Here is one who does not respond to violence with violence, and who establishes God's kingdom of long-suffering love. By his wounds we are healed. Here is one who intercedes for forgiveness for those who killed him and who, because he is the Son, thereby reconciles the world to the Father. Here is one who has entered the deepest darkness which can afflict human beings. Here is one who does not summon armies to his aid but offers only the gentleness and compassion of loving: an apparently fragile thing, easily disposed of ... yet vindicated and endorsed by the power of God who is love. This is the human face of God, 'an obstacle', 'a madness', says Saint Paul, 'but to those who have been called, a Christ who is the power and the wisdom of God'.

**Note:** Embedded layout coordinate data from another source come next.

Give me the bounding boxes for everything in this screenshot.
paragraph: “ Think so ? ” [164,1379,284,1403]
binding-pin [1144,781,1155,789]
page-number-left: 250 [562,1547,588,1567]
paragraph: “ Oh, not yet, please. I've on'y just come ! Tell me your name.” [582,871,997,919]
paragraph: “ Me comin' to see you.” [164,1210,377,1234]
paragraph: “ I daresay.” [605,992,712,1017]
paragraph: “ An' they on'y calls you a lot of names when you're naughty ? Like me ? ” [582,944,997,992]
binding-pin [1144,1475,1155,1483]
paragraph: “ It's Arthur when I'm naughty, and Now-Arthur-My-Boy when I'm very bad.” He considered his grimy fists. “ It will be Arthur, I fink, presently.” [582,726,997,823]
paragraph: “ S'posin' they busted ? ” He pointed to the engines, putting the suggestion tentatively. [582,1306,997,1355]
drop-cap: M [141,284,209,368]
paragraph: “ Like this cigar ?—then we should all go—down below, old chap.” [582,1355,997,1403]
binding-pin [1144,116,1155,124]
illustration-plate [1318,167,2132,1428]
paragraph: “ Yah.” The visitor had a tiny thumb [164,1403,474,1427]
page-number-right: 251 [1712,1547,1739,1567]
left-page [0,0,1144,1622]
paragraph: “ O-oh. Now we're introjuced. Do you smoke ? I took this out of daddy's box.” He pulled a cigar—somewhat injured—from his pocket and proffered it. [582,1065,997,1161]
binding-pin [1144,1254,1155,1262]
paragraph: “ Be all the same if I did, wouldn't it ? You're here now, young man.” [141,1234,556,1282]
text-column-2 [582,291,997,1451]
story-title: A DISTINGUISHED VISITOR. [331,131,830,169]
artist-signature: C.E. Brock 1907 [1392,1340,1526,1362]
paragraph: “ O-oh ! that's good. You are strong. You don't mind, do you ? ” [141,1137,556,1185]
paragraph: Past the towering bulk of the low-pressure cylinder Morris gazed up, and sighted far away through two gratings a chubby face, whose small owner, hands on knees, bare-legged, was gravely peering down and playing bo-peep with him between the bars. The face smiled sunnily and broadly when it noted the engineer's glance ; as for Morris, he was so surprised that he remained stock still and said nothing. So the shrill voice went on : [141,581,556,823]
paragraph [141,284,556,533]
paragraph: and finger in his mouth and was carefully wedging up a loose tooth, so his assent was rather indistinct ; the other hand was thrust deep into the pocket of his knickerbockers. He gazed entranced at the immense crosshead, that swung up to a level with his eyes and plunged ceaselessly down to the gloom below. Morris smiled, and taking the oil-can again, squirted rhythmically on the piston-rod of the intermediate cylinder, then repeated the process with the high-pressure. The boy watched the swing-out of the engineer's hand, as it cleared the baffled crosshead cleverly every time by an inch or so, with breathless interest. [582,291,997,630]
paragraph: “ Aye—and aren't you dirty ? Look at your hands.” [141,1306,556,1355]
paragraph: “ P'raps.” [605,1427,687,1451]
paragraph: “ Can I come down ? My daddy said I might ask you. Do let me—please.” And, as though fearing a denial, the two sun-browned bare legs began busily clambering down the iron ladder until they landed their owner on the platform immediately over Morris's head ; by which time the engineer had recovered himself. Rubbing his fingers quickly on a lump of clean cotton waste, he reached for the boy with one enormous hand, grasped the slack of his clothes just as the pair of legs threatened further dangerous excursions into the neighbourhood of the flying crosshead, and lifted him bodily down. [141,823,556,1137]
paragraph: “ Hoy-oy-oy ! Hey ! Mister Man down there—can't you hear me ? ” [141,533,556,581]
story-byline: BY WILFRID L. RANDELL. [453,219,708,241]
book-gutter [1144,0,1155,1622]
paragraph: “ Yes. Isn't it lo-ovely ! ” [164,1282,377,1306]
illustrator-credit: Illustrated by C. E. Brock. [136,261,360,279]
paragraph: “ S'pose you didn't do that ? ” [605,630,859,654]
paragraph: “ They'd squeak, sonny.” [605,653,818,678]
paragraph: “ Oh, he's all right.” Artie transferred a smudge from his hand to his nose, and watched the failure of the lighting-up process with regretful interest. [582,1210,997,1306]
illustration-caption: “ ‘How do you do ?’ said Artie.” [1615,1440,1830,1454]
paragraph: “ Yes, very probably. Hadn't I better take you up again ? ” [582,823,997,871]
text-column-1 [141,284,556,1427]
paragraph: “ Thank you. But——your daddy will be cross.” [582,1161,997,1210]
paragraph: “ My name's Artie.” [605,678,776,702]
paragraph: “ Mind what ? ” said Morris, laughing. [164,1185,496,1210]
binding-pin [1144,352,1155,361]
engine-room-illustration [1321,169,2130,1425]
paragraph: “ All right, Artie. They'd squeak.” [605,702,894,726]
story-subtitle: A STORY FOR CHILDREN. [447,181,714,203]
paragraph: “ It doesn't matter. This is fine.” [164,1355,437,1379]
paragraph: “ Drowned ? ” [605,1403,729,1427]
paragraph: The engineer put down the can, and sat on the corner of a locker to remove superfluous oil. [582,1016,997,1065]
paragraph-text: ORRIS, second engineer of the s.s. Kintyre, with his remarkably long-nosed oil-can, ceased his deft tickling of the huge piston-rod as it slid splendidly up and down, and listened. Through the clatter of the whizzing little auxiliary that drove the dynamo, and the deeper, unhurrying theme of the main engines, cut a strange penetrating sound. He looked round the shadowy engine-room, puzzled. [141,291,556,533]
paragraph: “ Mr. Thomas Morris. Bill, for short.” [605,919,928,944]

We already experience something of this power of the crucified Christ in our own human attempts to love, no matter how poor and imperfect. Love always means opening up to the suffering of the one who is loved, sharing it with him or her, becoming vulnerable to suffering and pain which is not our own. The strength to be vulnerable in that way is strength indeed. It is the strength of the Lamb who was slain but who thereby turned history around, who transformed human experience, who is worthy to receive glory and honour and power.  To love is a wise foolishness and a vulnerable power. It is the only atmosphere in which human beings really flourish.

We are called to take up our own cross and to follow this crucified Christ: Try to imitate God and follow Christ by loving as he loved you, giving himself up in our place as an offering and a sacrifice to God (Ephesians 5:1-2).